The present paper is devoted to the study of sample paths of G-Brownian motion and stochastic differential equations (SDEs) driven by G-Brownian motion from the view of rough path theory. As the starting point, we show that quasi-surely, sample paths of G-Brownian motion can be enhanced to the second level in a canonical way so that they become geometric rough paths of roughness 2 < p < 3. This result enables us to introduce the notion of rough differential equations (RDEs) driven by G-Brownian motion in the pathwise sense under the general framework of rough paths.
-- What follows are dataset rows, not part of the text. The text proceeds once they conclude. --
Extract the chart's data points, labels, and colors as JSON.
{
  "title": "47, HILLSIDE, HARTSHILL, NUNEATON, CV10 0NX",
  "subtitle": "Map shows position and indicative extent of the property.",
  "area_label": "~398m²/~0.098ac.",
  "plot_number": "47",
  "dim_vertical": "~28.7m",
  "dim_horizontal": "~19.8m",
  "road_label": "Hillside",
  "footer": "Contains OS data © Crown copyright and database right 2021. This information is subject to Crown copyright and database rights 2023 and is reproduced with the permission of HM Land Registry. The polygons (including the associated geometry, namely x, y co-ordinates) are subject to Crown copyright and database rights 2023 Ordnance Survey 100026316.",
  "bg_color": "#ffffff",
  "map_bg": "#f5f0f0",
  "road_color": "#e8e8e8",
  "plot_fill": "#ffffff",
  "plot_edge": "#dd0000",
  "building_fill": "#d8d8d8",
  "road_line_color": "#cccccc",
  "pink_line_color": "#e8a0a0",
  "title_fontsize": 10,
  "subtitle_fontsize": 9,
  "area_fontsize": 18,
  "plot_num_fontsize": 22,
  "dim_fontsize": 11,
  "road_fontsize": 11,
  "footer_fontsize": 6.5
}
Next we establish the fundamental relation between SDEs and RDEs driven by G-Brownian motion. As an application, we introduce the notion of SDEs on a differentiable manifold driven by GBrownian motion and construct solutions from the RDE point of view by using pathwise localization technique. This is the starting point of introducing G-Brownian motion on a Riemannian manifold, based on the idea of Eells-Elworthy-Malliavin. The last part of this paper is devoted to such construction for a wide and interesting class of G-functions whose invariant group is the orthogonal group. We also develop the Euler-Maruyama approximation for SDEs driven by G-Brownian motion of independent interest.